Comment une université peut-elle en arriver à un tel point de blocage ? Les dénonciations, émanant de différents corps de l’université – enseignants, personnel administratif, voire étudiants – se sont multipliées ces derniers temps. Ces alertes, couplées à des incidents concrets non détaillés dans l’arrêté, ont fini par convaincre les autorités de tutelle de la nécessité d’agir. La suspension est présentée non comme une punition définitive, mais comme une mesure de sauvegarde. Son objectif affiché est double : garantir un environnement propice aux études et préserver la qualité de l’enseignement. Il s’agit de stopper l’hémorragie avant qu’elle ne devienne irréversible.
Cette situation à Mweka est-elle un cas isolé, ou le symptôme de problèmes plus profonds de gouvernance académique au Congo ? De nombreuses universités publiques congolaises sont aux prises avec des défis similaires : gestion opaque, conflits internes, manque de moyens, et parfois, détournement des fonds. La décision courageuse du ministère de l’ESURSI pourrait constituer un précédent. Elle envoie un signal fort aux autres institutions en difficulté : l’État est prêt à intervenir lorsque les dysfonctionnements universitaires menacent l’existence même de l’établissement et l’avenir de ses étudiants.
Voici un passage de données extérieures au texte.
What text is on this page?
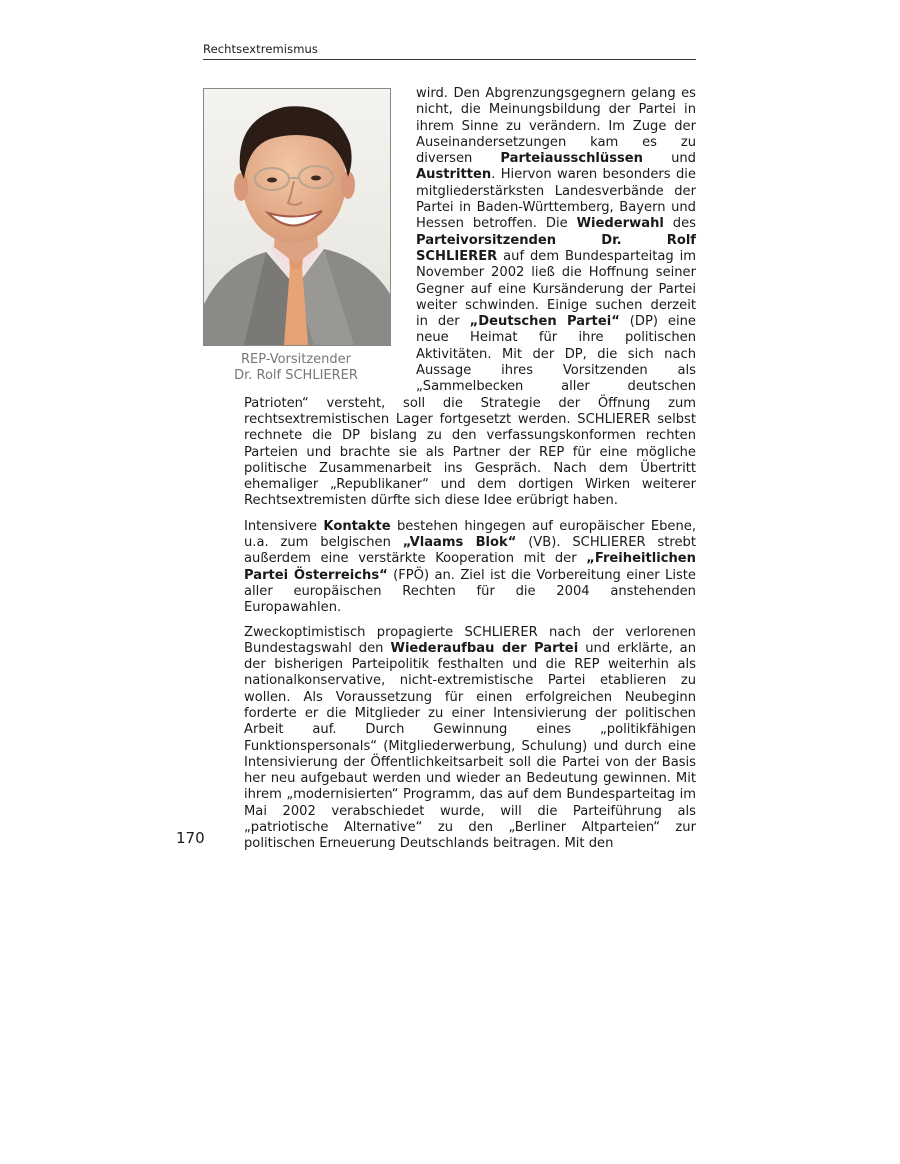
Rechtsextremismus
REP-Vorsitzender
Dr. Rolf SCHLIERER

wird. Den Abgrenzungsgegnern gelang es nicht, die Meinungsbildung der Partei in ihrem Sinne zu verändern. Im Zuge der Auseinandersetzungen kam es zu diversen Parteiausschlüssen und Austritten. Hiervon waren besonders die mitgliederstärksten Landesverbände der Partei in Baden-Württemberg, Bayern und Hessen betroffen. Die Wiederwahl des Parteivorsitzenden Dr. Rolf SCHLIERER auf dem Bundesparteitag im November 2002 ließ die Hoffnung seiner Gegner auf eine Kursänderung der Partei weiter schwinden. Einige suchen derzeit in der „Deutschen Partei“ (DP) eine neue Heimat für ihre politischen Aktivitäten. Mit der DP, die sich nach Aussage ihres Vorsitzenden als „Sammelbecken aller deutschen Patrioten“ versteht, soll die Strategie der Öffnung zum rechtsextremistischen Lager fortgesetzt werden. SCHLIERER selbst rechnete die DP bislang zu den verfassungskonformen rechten Parteien und brachte sie als Partner der REP für eine mögliche politische Zusammenarbeit ins Gespräch. Nach dem Übertritt ehemaliger „Republikaner“ und dem dortigen Wirken weiterer Rechtsextremisten dürfte sich diese Idee erübrigt haben.

Intensivere Kontakte bestehen hingegen auf europäischer Ebene, u.a. zum belgischen „Vlaams Blok“ (VB). SCHLIERER strebt außerdem eine verstärkte Kooperation mit der „Freiheitlichen Partei Österreichs“ (FPÖ) an. Ziel ist die Vorbereitung einer Liste aller europäischen Rechten für die 2004 anstehenden Europawahlen.

Zweckoptimistisch propagierte SCHLIERER nach der verlorenen Bundestagswahl den Wiederaufbau der Partei und erklärte, an der bisherigen Parteipolitik festhalten und die REP weiterhin als nationalkonservative, nicht-extremistische Partei etablieren zu wollen. Als Voraussetzung für einen erfolgreichen Neubeginn forderte er die Mitglieder zu einer Intensivierung der politischen Arbeit auf. Durch Gewinnung eines „politikfähigen Funktionspersonals“ (Mitgliederwerbung, Schulung) und durch eine Intensivierung der Öffentlichkeitsarbeit soll die Partei von der Basis her neu aufgebaut werden und wieder an Bedeutung gewinnen. Mit ihrem „modernisierten“ Programm, das auf dem Bundesparteitag im Mai 2002 verabschiedet wurde, will die Parteiführung als „patriotische Alternative“ zu den „Berliner Altparteien“ zur politischen Erneuerung Deutschlands beitragen. Mit den

170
Quelles sont les conséquences immédiates pour la communauté universitaire de Mweka ? L’arrêté est sans équivoque : toutes les activités sont suspendues jusqu’à nouvel ordre. Le ministre a lancé un appel solennel à l’ensemble du personnel et des étudiants pour qu’ils observent « strictement les règles d’ordre et de discipline » durant cette période transitoire. Cette suspension laisse planer de nombreuses interrogations sur l’avenir. Va-t-on vers une restructuration complète de l’établissement ? Un nouveau comité de gestion sera-t-il mis en place ? Les étudiants, en première ligne, attendent des réponses claires sur la reprise de leurs cursus.
Cette crise met en lumière les enjeux cruciaux de la réforme du secteur de l’enseignement supérieur en RDC. Alors que le gouvernement avait récemment procédé à l’accréditation de filières de médecine dans 17 universités, démontrant une volonté de normalisation, le cas de Mweka rappelle que le chemin est encore long. La qualité de la gouvernance académique est le pilier sans lequel aucun projet éducatif ambitieux ne peut tenir. La résolution de cette crise sera donc un test pour la capacité de l’État à imposer des standards et à assainir durablement son paysage universitaire.
En conclusion, la suspension de l’Université officielle de Mweka est un événement marquant dans les actualités de l’éducation en République démocratique du Congo. Elle illustre la tension permanente entre l’autonomie universitaire et la nécessaire tutelle de l’État lorsque les dérives menacent l’intérêt général. L’épisode, aussi douloureux soit-il pour les étudiants et enseignants concernés, pourrait, s’il débouche sur une réforme en profondeur, servir de leçon pour tout le système. L’enjeu, in fine, est de savoir si cette intervention permettra de rebâtir une institution digne de ce nom, capable de former les élites dont le Kasaï et le pays tout entier ont besoin pour se développer.